Your private crypto keys are essentially embedded into your hardware wallet. As such, when you go to send or approve a crypto transaction, instead of copying the key or even having to pull it up on the screen, you can just click a button through the wallet to authorise transactions. This reduces the chance for your keys to be compromised.
While hardware wallets are definitely one of the more secure ways to store your crypto assets, there are still downsides to it. For example, if you forget your wallet’s pin number, or if you lose the physical wallet itself, you will typically have a recovery phrase that you can use to recover your private key to access your funds from another wallet.
However, if you forget or lose that phrase, then you might be out of luck. The loss of the recovery phrase is one of the most common ways of losing cryptocurrencies. On top of this, it should be noted that hardware wallets are not exactly cheap either.
2. USB Drive
Are hardware wallets a little too pricey for your tastes? Then maybe you can try using a traditional USB flash drive to store your private crypto keys. This is a much cheaper and affordable option for cold storage, but this is also nowhere near as secure as having a dedicated hardware wallet. USB drives can’t enable transactions at the click of a button either, so there is an added risk factor there. Overall, they are pretty much only useful for storing your private key offline. Generally speaking, USBs should be used as a temporary solution and are not suited for long-term storage.
3. Paper wallets
If you want to get even more low-tech, putting your private key or a QR code on paper and storing it somewhere is definitely an option, albeit not a recommended one. Think about how many scraps of paper or receipts you have forgotten about or misplaced in your wallet throughout your lifetime. If you can imagine that, you can also imagine why this is not the greatest idea for storing your private keys. This should be an absolute last resort, and even then, a temporary solution at best.
Putting your private key or a QR code on paper and storing it somewhere is a very low-tech form of cold storage — and not a good one at that.
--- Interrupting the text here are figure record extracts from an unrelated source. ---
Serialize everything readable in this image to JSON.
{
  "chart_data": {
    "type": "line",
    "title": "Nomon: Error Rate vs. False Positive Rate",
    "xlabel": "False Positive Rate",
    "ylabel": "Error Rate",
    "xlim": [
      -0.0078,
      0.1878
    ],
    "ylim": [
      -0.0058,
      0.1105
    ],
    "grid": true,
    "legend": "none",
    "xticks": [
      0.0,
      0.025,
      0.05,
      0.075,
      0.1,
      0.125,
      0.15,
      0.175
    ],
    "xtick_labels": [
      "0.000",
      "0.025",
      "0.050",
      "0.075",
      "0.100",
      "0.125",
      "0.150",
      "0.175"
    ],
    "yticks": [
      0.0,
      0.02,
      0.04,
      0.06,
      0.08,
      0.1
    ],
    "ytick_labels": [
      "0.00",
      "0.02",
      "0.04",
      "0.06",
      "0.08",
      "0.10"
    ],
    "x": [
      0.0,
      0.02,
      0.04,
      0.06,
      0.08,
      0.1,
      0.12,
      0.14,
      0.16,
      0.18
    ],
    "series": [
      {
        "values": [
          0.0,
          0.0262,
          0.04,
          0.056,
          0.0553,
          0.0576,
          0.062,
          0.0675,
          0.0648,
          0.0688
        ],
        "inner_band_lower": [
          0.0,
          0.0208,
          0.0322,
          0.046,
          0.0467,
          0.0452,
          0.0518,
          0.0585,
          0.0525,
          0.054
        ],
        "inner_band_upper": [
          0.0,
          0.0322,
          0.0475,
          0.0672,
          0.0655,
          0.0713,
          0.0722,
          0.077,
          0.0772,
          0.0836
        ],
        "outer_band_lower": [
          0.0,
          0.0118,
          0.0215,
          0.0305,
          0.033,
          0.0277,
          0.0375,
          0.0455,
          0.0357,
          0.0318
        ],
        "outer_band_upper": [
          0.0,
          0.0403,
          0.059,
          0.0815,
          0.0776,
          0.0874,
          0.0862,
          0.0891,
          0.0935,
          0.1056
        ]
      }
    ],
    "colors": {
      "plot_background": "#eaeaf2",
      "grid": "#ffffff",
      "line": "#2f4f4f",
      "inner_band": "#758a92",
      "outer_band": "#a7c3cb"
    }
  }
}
Think about how many papers you’ve misplaced, damaged, or forgotten about in your life.
4. Sound wallets
Sound wallets seem to be something straight out of a spy film. They involve encrypting and recording your private keys in sound files on products such as CDs or vinyl disks. The code hidden in these audio files can then be deciphered using a spectroscope application or high-resolution spectroscope when needed. This is a very cool method of storage, but it can be prohibitively expensive depending on your chosen medium of storage.
Is cold storage really the best way?
In the end, cold storage is a method that removes your private keys from your wallet. As such it is currently the best method for storing your cryptocurrency private keys.
At least, it works by denying access to anyone who does not know how to retrieve it. It is certainly a much safer option compared to hot wallets or keeping your crypto on the exchange.